One of the tests was an attempt to observe what would occur if Chrome had to deal with computationally-intensive bidders in the FLEDGE auction. The summary below expands on this test.
Setup
In the auction, we have 201 participants and the experiment tries to discover what happens when a strict subset of these bidders require significant computation. In practical terms, this was done with an infinite loop within the bidding function. Auctions are repeated many times with a randomized number of infinite-loop bidders in order to try to assess the impact of their presence.
Expected
I expected either the infinite-loop bidders would time out without affecting the rest of the auction participants or, if the system was not robust enough to handle this, the auction to freeze and thus fail.
Results
The reality landed somewhere in the middle of the expectations spectrum. Auctions did conclude and produce winners but a pattern emerged very clearly: more computationally-intensive bidders translated into more time for the auction to conclude. In some cases, this could mean seconds more to conclude. See the graphs below for more detail:
More Than One Bidder per Buyer
This is problematic because the longer the auction takes, the longer the ads will take to display and this would likely lead to a higher bounce rate for websites, a lower performance for ads and degrade the overall user experience.

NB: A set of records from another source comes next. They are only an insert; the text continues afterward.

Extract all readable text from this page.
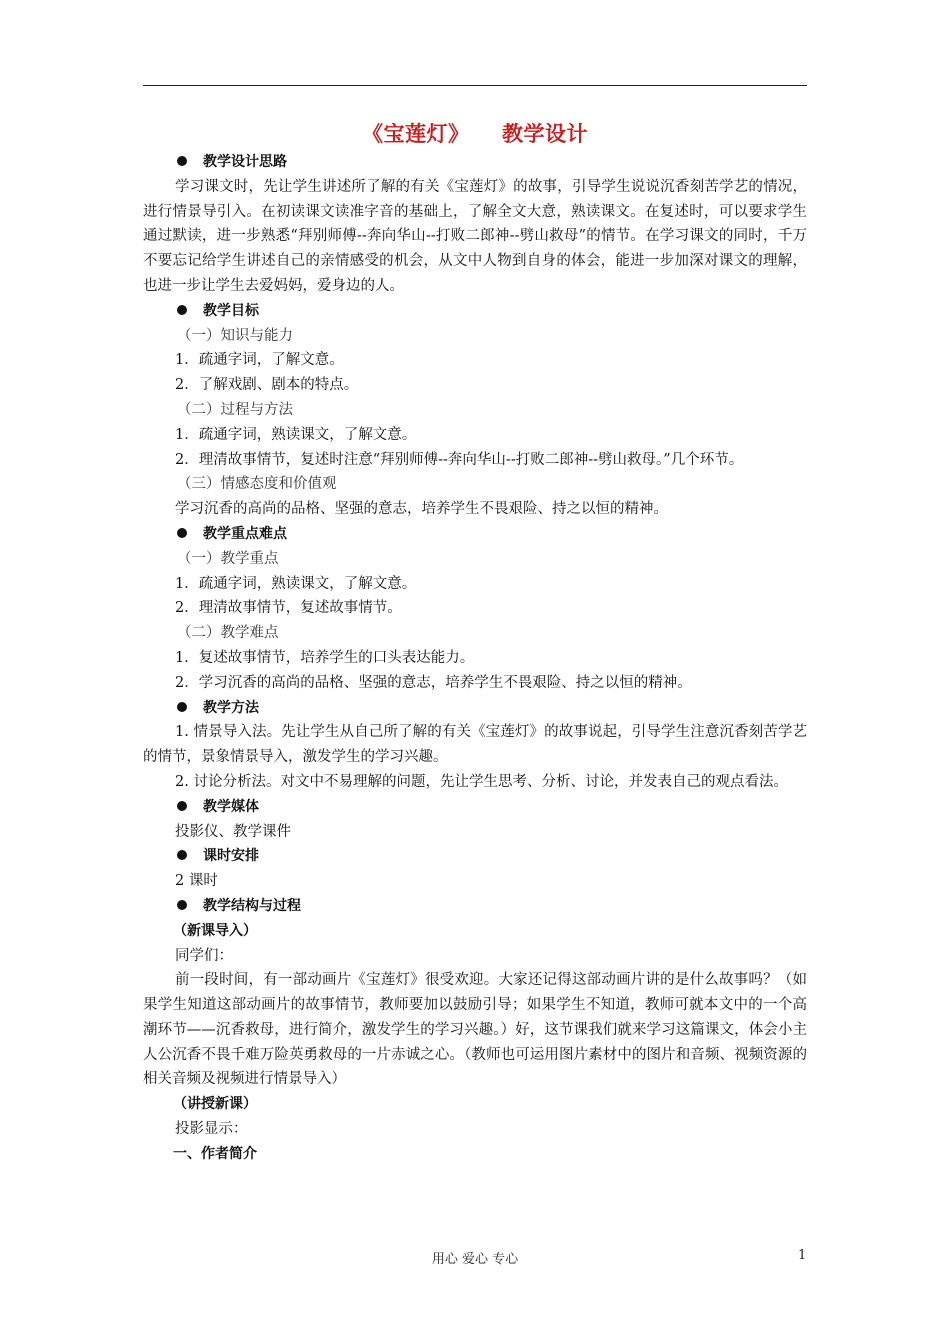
《宝莲灯》　　教学设计

教学设计思路

学习课文时，先让学生讲述所了解的有关《宝莲灯》的故事，引导学生说说沉香刻苦学艺的情况，进行情景导引入。在初读课文读准字音的基础上，了解全文大意，熟读课文。在复述时，可以要求学生通过默读，进一步熟悉“拜别师傅--奔向华山--打败二郎神--劈山救母”的情节。在学习课文的同时，千万不要忘记给学生讲述自己的亲情感受的机会，从文中人物到自身的体会，能进一步加深对课文的理解，也进一步让学生去爱妈妈，爱身边的人。

教学目标

（一）知识与能力

1．疏通字词，了解文意。

2．了解戏剧、剧本的特点。

（二）过程与方法

1．疏通字词，熟读课文，了解文意。

2．理清故事情节，复述时注意“拜别师傅--奔向华山--打败二郎神--劈山救母。”几个环节。

（三）情感态度和价值观

学习沉香的高尚的品格、坚强的意志，培养学生不畏艰险、持之以恒的精神。

教学重点难点

（一）教学重点

1．疏通字词，熟读课文，了解文意。

2．理清故事情节，复述故事情节。

（二）教学难点

1．复述故事情节，培养学生的口头表达能力。

2．学习沉香的高尚的品格、坚强的意志，培养学生不畏艰险、持之以恒的精神。

教学方法

1. 情景导入法。先让学生从自己所了解的有关《宝莲灯》的故事说起，引导学生注意沉香刻苦学艺的情节，景象情景导入，激发学生的学习兴趣。

2. 讨论分析法。对文中不易理解的问题，先让学生思考、分析、讨论，并发表自己的观点看法。

教学媒体

投影仪、教学课件

课时安排

2 课时

教学结构与过程

（新课导入）

同学们：

前一段时间，有一部动画片《宝莲灯》很受欢迎。大家还记得这部动画片讲的是什么故事吗？（如果学生知道这部动画片的故事情节，教师要加以鼓励引导；如果学生不知道，教师可就本文中的一个高潮环节——沉香救母，进行简介，激发学生的学习兴趣。）好，这节课我们就来学习这篇课文，体会小主人公沉香不畏千难万险英勇救母的一片赤诚之心。（教师也可运用图片素材中的图片和音频、视频资源的相关音频及视频进行情景导入）

（讲授新课）

投影显示：

一、作者简介

用心 爱心 专心	1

This test also proved to be a laptop battery hog, substantially reducing battery life. I think ultimately everyone would benefit from quantifying the impact of FLEDGE on battery life under more normal conditions.
Caveats
- The computationally-intensive bidder was created with a DoS or stress test in mind. One could argue that this is merely an edge case. However, it is reasonable to expect some bidders to be compute-heavy. A more realistic test could be warranted in the near future.
- The test was run using one laptop and not tested under many different devices. We cannot count on everyone having powerful hardware: an appreciable amount of people still only have 2 physical CPUs and Steam’s statistics may be biased towards higher-end computers.
- The test was run as the only CPU-intensive task on the computer. Under normal conditions, the user could be running other demanding processes that would make the browser compete for resources and degrade user experience beyond the browser.
- There could be a mistake in my understanding of the API or in the experiment setup and if so maybe this is an opportunity to clarify certain things and come up with a better experiment. The fact that the test harness is open sourced may help mitigate this and hopefully enable others to build on top of it if they wish to.
Takeaways
If the results are correct and assuming that the number of bidders will increase over time as well as the complexity of bidders themselves, then we may run into the performance issues outlined above in the future. I welcome WebAssembly as a way to enable bidders to do more with the same computing resources and even do calculations that would not even be possible without it but I do not think that WebAssembly alone would fix these issues, perhaps just delay their appearance. Accepting a potentially infinite number of bidders while having a finite amount of computing resources does not seem like a sustainable path forward. The suggestions in #79 and/or #268 could be among the possible solutions.